Die Beschwerdeführerin aus Rom hatte sich 2002 als 48-Jährige gemeinsam mit ihrem Partner für eine Schwangerschaft durch künstliche Befruchtung entschieden. Durch In-vitro-Fertilisation (IVF) entstanden fünf Embryos, die seitdem tiefgefroren verwahrt werden.

Im November 2003 starb der Partner der Römerin, noch ehe ihr die Embryonen eingepflanzt werden konnten. Nunmehr ohne Partner entschied sie sich, auf die Schwangerschaft zu verzichten. Sie wollte nun die Embryonen für die Forschung zur Verfügung stellen. Wie in Deutschland ist dies auch in Italien verboten.

Experimente mit Embryonen strafbar

Seit 2004 werden in Italien Experimente mit menschlichen Embryonen mit einer Haft von zwei bis sechs Jahren bestraft. Der EGMR beschäftigte sich erstmals mit dieser Frage und urteilte mit seiner großen Kammer von 17 Richtern. Mit 16 gegen eine Stimme wiesen sie die Beschwerde ab.
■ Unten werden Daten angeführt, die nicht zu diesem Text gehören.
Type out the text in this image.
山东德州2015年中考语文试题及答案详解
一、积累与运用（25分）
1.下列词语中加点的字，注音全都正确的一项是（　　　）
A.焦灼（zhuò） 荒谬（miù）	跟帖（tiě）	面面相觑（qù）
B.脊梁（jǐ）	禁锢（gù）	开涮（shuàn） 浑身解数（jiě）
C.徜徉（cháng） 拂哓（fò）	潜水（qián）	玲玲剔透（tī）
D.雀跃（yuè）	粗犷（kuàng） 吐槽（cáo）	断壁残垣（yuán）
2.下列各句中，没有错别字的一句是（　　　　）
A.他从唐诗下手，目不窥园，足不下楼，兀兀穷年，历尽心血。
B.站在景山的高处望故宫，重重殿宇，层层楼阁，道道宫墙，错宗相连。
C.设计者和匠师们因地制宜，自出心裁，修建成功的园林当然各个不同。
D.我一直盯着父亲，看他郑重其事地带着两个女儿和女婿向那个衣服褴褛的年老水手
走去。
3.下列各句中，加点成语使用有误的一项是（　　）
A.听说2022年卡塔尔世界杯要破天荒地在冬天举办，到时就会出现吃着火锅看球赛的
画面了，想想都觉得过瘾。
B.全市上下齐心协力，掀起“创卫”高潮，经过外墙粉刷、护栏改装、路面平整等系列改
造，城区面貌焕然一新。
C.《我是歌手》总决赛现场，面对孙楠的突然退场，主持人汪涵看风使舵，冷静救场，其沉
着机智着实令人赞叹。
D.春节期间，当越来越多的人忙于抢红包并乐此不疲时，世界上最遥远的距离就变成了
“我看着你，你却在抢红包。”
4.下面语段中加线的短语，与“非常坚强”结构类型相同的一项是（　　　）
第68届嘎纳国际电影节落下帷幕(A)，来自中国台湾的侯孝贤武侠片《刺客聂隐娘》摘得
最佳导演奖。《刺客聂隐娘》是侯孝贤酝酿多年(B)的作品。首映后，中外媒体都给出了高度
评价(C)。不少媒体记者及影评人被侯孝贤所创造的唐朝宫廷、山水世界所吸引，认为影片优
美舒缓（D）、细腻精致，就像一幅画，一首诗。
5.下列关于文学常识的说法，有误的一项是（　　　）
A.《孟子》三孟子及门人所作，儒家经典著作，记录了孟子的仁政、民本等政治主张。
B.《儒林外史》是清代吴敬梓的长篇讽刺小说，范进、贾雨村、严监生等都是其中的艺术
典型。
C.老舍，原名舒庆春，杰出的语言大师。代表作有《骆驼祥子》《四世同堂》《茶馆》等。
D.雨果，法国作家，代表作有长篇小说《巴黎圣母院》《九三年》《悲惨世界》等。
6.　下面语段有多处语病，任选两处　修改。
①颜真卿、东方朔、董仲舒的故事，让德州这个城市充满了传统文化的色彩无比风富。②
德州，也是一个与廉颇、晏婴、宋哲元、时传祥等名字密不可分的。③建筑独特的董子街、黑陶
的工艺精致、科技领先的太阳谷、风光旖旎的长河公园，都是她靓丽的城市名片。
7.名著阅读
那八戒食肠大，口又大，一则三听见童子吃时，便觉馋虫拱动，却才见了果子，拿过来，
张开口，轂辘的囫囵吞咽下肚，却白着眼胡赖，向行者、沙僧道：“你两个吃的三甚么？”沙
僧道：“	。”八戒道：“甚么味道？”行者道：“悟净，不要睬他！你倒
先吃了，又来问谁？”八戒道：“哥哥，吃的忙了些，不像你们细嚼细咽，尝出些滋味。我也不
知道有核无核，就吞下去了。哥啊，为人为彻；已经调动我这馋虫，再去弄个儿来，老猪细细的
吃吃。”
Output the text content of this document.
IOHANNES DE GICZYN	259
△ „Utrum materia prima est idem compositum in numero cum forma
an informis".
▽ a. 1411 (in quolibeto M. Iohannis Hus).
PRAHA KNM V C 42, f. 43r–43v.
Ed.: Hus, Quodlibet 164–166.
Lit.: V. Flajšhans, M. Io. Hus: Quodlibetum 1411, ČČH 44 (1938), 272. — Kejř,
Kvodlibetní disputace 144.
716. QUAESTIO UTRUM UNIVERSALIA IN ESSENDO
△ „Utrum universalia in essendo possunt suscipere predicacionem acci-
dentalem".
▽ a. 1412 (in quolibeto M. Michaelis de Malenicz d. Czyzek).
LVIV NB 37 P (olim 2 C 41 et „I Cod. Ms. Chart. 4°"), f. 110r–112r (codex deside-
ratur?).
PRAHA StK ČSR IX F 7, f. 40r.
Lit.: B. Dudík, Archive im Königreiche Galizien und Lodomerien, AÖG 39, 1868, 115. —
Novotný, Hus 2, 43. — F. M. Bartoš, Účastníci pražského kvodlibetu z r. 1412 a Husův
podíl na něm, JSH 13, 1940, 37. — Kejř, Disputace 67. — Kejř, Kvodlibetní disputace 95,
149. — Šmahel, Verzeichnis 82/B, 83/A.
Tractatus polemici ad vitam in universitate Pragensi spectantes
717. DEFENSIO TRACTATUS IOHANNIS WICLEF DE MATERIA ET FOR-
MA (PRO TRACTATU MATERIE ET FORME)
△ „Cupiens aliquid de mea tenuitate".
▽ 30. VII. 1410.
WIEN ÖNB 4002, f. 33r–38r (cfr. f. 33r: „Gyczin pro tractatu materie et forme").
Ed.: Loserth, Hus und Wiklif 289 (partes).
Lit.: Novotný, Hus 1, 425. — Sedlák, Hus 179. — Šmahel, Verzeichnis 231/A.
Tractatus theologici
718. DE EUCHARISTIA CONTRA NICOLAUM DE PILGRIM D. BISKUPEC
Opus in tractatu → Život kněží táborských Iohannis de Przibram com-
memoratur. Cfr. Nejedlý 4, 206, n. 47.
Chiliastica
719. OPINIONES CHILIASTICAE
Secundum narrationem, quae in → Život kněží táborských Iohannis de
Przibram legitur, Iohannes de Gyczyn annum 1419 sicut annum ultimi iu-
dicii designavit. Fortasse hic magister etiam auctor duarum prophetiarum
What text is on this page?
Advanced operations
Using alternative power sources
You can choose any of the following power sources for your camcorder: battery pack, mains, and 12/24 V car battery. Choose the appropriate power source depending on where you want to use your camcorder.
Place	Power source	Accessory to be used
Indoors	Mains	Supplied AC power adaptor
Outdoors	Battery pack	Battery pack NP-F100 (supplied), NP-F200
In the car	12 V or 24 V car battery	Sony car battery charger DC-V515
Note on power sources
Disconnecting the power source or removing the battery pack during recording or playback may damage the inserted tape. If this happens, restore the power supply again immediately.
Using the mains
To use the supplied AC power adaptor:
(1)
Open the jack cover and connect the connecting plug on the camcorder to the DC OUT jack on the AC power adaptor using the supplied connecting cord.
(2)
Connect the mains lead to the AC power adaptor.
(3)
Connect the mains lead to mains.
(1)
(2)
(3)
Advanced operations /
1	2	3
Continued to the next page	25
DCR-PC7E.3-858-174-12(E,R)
Zunächst bestätigten die Straßburger Richter allerdings, dass die Verfügung der Eltern über eigene Embryonen vom Grundrecht auf Privatleben umfasst ist. Denn diese enthielten die genetischen Anlagen der Eltern und seien daher Teil ihrer Identität.

Auf der anderen Seite habe aber der Wunsch des italienischen Gesetzgebers gestanden, die Embryonen zu schützen. Das Gesetz sei nach einer breiten Debatte verabschiedet worden. Unter den Zeichnerstaaten der Europäischen Menschenrechtskonvention gebe es in dieser Frage keine einheitliche Haltung.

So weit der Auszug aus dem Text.